1. When is it Too Old to Have a Baby?

Another post-menopausal woman (age 62), along with her 78 year old partner, has just given birth, making her Australia’s oldest mother, thanks to IVF. The Australian Medical Association has denounced this birth as “selfish and wrong” with no consideration for the child’s best interest. This is in addition to the considerable health risks for a woman of advanced maternal age and the baby she is carrying. IVF treatments in Australia are cut off for women at age 53 since that is the age of “natural menopause.” One expert said there is no legal barrier to seeking IVF at later ages, but to us it seems clear that doctors should refuse such requests.

2. Why do We Allow Incentives for Disconnecting Human Lives from Parents, Heritage, and History?

Speaking of smelling things down under, Australian officials at the National Health and Research Council are warning IVF clinics that they are not allowed to pay fixed prices for eggs and sperm.
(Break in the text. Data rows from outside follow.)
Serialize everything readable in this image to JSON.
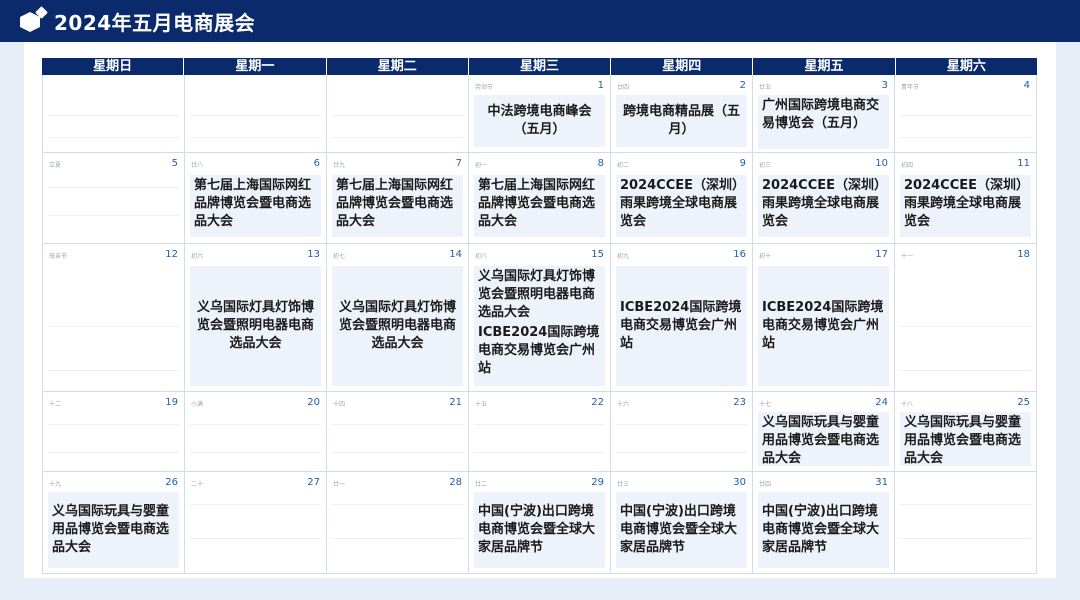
{
  "header": {
    "title": "2024年五月电商展会"
  },
  "weekdays": [
    "星期日",
    "星期一",
    "星期二",
    "星期三",
    "星期四",
    "星期五",
    "星期六"
  ],
  "weeks": [
    [
      {
        "day": "",
        "lunar": "",
        "events": []
      },
      {
        "day": "",
        "lunar": "",
        "events": []
      },
      {
        "day": "",
        "lunar": "",
        "events": []
      },
      {
        "day": "1",
        "lunar": "劳动节",
        "events": [
          "中法跨境电商峰会（五月）"
        ]
      },
      {
        "day": "2",
        "lunar": "廿四",
        "events": [
          "跨境电商精品展（五月）"
        ]
      },
      {
        "day": "3",
        "lunar": "廿五",
        "events": [
          "广州国际跨境电商交易博览会（五月）"
        ]
      },
      {
        "day": "4",
        "lunar": "青年节",
        "events": []
      }
    ],
    [
      {
        "day": "5",
        "lunar": "立夏",
        "events": []
      },
      {
        "day": "6",
        "lunar": "廿八",
        "events": [
          "第七届上海国际网红品牌博览会暨电商选品大会"
        ]
      },
      {
        "day": "7",
        "lunar": "廿九",
        "events": [
          "第七届上海国际网红品牌博览会暨电商选品大会"
        ]
      },
      {
        "day": "8",
        "lunar": "初一",
        "events": [
          "第七届上海国际网红品牌博览会暨电商选品大会"
        ]
      },
      {
        "day": "9",
        "lunar": "初二",
        "events": [
          "2024CCEE（深圳）雨果跨境全球电商展览会"
        ]
      },
      {
        "day": "10",
        "lunar": "初三",
        "events": [
          "2024CCEE（深圳）雨果跨境全球电商展览会"
        ]
      },
      {
        "day": "11",
        "lunar": "初四",
        "events": [
          "2024CCEE（深圳）雨果跨境全球电商展览会"
        ]
      }
    ],
    [
      {
        "day": "12",
        "lunar": "母亲节",
        "events": []
      },
      {
        "day": "13",
        "lunar": "初六",
        "events": [
          "义乌国际灯具灯饰博览会暨照明电器电商选品大会"
        ]
      },
      {
        "day": "14",
        "lunar": "初七",
        "events": [
          "义乌国际灯具灯饰博览会暨照明电器电商选品大会"
        ]
      },
      {
        "day": "15",
        "lunar": "初八",
        "events": [
          "义乌国际灯具灯饰博览会暨照明电器电商选品大会",
          "ICBE2024国际跨境电商交易博览会广州站"
        ]
      },
      {
        "day": "16",
        "lunar": "初九",
        "events": [
          "ICBE2024国际跨境电商交易博览会广州站"
        ]
      },
      {
        "day": "17",
        "lunar": "初十",
        "events": [
          "ICBE2024国际跨境电商交易博览会广州站"
        ]
      },
      {
        "day": "18",
        "lunar": "十一",
        "events": []
      }
    ],
    [
      {
        "day": "19",
        "lunar": "十二",
        "events": []
      },
      {
        "day": "20",
        "lunar": "小满",
        "events": []
      },
      {
        "day": "21",
        "lunar": "十四",
        "events": []
      },
      {
        "day": "22",
        "lunar": "十五",
        "events": []
      },
      {
        "day": "23",
        "lunar": "十六",
        "events": []
      },
      {
        "day": "24",
        "lunar": "十七",
        "events": [
          "义乌国际玩具与婴童用品博览会暨电商选品大会"
        ]
      },
      {
        "day": "25",
        "lunar": "十八",
        "events": [
          "义乌国际玩具与婴童用品博览会暨电商选品大会"
        ]
      }
    ],
    [
      {
        "day": "26",
        "lunar": "十九",
        "events": [
          "义乌国际玩具与婴童用品博览会暨电商选品大会"
        ]
      },
      {
        "day": "27",
        "lunar": "二十",
        "events": []
      },
      {
        "day": "28",
        "lunar": "廿一",
        "events": []
      },
      {
        "day": "29",
        "lunar": "廿二",
        "events": [
          "中国(宁波)出口跨境电商博览会暨全球大家居品牌节"
        ]
      },
      {
        "day": "30",
        "lunar": "廿三",
        "events": [
          "中国(宁波)出口跨境电商博览会暨全球大家居品牌节"
        ]
      },
      {
        "day": "31",
        "lunar": "廿四",
        "events": [
          "中国(宁波)出口跨境电商博览会暨全球大家居品牌节"
        ]
      },
      {
        "day": "",
        "lunar": "",
        "events": []
      }
    ]
  ]
}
In Australia, those who donate their gametes are only allowed to have “reasonable expenses” reimbursed. Truly paying donors is seen as inducement, which under Australian federal law can be punished with up to 15 years of jail time. Unfortunately, however, the laws are not clear on what constitutes reasonable expenses. Pro-fertility-industry voices argue the demand for egg and sperm are high, so clinics are offering payment to meet the demand. Others point out that organ donors are not paid nor are people paid for blood donations. “Why then are we allowing IVF clinics to incentivise the relinquishment of sperm, eggs, and embryos, which equates to a human life being disconnected from their parents . . . cultural heritage [and] medical history.”

3. Dear Colorado: Death Doesn’t Cure Anything

Colorado was, thankfully, able to stop a bill seeking to legalize physician assisted suicide last year. Proponents of a Colorado End-of-Life Options Act have gathered signatures and are moving forward again. Our good friends at Not Dead Yet and ADAPT organized a protest at the Secretary of State’s office to make it clear that “Death doesn’t cure anything.” We will be watching developments in Colorado closely, and will help educate on and push back against this bad bill in whatever ways we can.  

4. Newsweek Fail

A brief piece from Newsweek provides an overview of both current and coming treatments for infertility, but makes absolutely no mention of the health risks, the unknowns, or the ethical questions that arise in any of them. All are treated simply as options available, which can simply be selected depending on need or desire. Such thin reporting is worse than unhelpful; it is misleading. There is much more involved, much more that deserves to be considered, as Dr. Brent Waters reminded us at this year’s Ramsey Dinner:

Ramsey foresaw much of this in his work on what was then the new reproductive technologies and breakthroughs in genetics that seemingly promised a day when parents could design more desirable children. Ramsey warned that it is perilous to transform the natural procreation of children into reproductive projects, for in the latter, offspring are effectively reduced to artifacts of the parents’ will; children are made rather than begotten.

Why is this perilous? Because the relationship between maker and made is far different than a relationship based on the equality of being, and of being only human. He warned that the value of humans cannot be increased by presumably making them more desirable, but rather, humans are to be cherished simply for who they are. Ramsey’s voice still beckons us to ponder how much further down the road of artifice should we travel.

5. Eggsploitation and Maggie’s Story Selected for Film Festival

Both of our films on the topic of egg donation — feature-length Eggsploitation and short film Maggie’s Storyhave been named Official Selections of the Silicon Valley International Film Festival. We could not have made and distributed these important films without your help and support, without you, our friends, standing by us and backing us. Now even more people will get to see these films and hear their messages on the health, safety, and other issues that arise with egg “donation.” THANK YOU!!